'Muhafazakâr' erkek tipolojisi

Hilal KAPLAN

Siyasal alan ile toplumsal alan birbirlerini mütemadiyen etkileyip, eş zamanlı olarak var ederler. Bu iki alanın iç içe geçmişliğinin en iyi örneklerinden birisi Ak Parti üzerinden kullanıma giren "muhafazakâr-demokrat" kavramıyla beraber ortaya çıkan öznellik biçimidir. Ak Parti kendisini "Müslüman-demokrat" olarak niteleyemediğinden, bir anlamda mecburen başvurulan "muhafazakâr-demokrat" kavramı sadece teoride veya gündelik siyasette durduğu gibi durmadı ve Müslüman öznelliğine etki ederek gündelik hayat pratiklerimize de nüfuz etti.
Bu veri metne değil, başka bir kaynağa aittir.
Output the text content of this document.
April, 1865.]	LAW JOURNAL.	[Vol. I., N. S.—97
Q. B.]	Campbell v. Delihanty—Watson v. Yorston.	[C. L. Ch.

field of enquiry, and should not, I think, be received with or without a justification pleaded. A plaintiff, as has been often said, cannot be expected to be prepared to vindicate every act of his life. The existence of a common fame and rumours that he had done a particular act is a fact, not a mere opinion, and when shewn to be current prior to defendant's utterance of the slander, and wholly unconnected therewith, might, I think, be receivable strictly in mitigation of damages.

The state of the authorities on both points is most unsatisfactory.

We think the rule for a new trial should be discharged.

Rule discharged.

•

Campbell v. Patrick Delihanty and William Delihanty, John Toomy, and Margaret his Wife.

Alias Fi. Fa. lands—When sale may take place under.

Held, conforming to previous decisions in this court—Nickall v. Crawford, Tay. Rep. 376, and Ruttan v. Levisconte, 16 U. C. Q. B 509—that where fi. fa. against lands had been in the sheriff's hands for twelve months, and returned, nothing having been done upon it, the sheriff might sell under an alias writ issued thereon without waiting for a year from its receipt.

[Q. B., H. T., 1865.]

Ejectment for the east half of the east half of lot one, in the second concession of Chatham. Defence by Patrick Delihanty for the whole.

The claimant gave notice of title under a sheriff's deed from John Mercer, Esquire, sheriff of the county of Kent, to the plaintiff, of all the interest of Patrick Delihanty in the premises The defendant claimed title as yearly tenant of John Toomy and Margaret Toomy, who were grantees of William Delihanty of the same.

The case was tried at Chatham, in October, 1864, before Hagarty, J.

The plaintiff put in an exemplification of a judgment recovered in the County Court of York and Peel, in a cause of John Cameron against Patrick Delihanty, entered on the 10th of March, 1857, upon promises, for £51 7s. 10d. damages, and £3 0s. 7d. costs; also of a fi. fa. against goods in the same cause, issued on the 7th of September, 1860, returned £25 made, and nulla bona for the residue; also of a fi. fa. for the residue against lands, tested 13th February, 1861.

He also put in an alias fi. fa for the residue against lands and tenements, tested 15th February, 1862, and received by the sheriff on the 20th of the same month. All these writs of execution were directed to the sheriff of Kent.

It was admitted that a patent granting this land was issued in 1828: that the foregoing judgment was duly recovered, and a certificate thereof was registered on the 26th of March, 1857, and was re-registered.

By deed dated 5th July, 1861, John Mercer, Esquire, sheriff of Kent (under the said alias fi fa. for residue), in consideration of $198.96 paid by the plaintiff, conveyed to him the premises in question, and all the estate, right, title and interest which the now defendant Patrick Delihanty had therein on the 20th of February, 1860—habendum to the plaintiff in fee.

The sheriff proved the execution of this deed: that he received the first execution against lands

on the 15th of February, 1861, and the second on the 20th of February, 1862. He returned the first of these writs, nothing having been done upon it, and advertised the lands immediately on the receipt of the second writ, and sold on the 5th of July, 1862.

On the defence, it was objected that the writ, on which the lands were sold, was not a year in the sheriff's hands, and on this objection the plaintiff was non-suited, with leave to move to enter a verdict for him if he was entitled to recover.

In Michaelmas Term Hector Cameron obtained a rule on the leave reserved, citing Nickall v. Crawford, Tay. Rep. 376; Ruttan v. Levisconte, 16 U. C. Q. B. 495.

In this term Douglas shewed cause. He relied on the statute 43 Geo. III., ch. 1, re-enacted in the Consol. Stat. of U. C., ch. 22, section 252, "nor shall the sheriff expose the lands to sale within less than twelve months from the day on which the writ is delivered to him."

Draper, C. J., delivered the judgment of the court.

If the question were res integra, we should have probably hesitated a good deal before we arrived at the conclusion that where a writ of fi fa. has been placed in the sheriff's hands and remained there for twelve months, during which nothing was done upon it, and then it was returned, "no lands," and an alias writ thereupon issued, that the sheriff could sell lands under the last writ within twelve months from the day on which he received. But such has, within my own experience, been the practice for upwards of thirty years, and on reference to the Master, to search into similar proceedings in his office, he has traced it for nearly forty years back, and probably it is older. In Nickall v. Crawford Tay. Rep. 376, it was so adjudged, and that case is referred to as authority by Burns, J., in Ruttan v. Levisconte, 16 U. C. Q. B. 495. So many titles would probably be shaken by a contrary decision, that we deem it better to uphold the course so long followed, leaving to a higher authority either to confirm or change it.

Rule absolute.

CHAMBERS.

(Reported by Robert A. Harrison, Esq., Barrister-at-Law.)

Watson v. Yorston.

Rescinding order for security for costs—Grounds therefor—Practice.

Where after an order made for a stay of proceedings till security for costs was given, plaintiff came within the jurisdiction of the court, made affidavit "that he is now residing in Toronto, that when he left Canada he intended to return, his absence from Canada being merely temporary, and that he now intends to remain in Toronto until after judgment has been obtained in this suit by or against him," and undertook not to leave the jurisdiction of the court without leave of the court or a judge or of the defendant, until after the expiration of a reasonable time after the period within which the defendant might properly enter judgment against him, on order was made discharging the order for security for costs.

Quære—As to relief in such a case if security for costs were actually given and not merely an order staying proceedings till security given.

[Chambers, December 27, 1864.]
Günümüzde, bu öznellik biçiminin sadece kadınların payına düşen kısmı mercek altına alınıyor, araştırma konusu edilip inceleniyor, üzerine konuşuluyor da konuşuluyor. Ancak bu 'muhafazakâr' öznelliğin bir de erkeklere has kısmı olduğunu hatırlatmak isterim. Salt gözlemlerime dayanarak bir değerlendirme yapmam gerekirse, mezkûr öznelliğin de irdelenmeye muhtaç nitelikleri olduğunu ve mevzubahis irdelemenin Müslümanların birbirini hayra davet etmesinin gereği olduğunu söyleyebilirim.

İlk olarak kendini "muhafazakârlık"la tanımlayan Müslümanların diğerlerine nispetle sivil inisiyatiflerden çok siyaset kurumuna bel bağlamaya daha yatkın olduğu söylemek mümkün. Üniversite yıllarından beri edindiğim bu izlenimin en sarih karşılığı başörtüsü mücadelesinde 'muhafazakâr' Müslümanların pasifliği oldu. Lisans yıllarında karşılaştığım yasak karşısında solcu veya liberal öğrenciler başörtülü öğrencilerle dayanışmanın yollarını ararken, çoğunluğunu erkeklerin oluşturduğu 'muhafazakâr' arkadaşlarımız sakalsız yüzleri ve "iyi aile çocuğu" imajına uygun pantolon üstü süveterleriyle bizi herhangi bir eylemlilikten kaçındırmakla meşgul olmayı tercih etmişlerdi. Yüksek lisans yıllarında düzenlediğimiz eylemlere uzaktan, biraz da burun kıvırarak mesafe almaları ve bizi siyasî iradenin her şeyin en doğru zamanını bildiğine ikna etme çabaları da bundandı. "Başörtülü aday yoksa oy da yok" kampanyasına bu kesimden gelen tepkileri hatırlarsanız günümüzde de aynı pasifliğin istikrarla nasıl sürdürüldüğünü görebilirsiniz.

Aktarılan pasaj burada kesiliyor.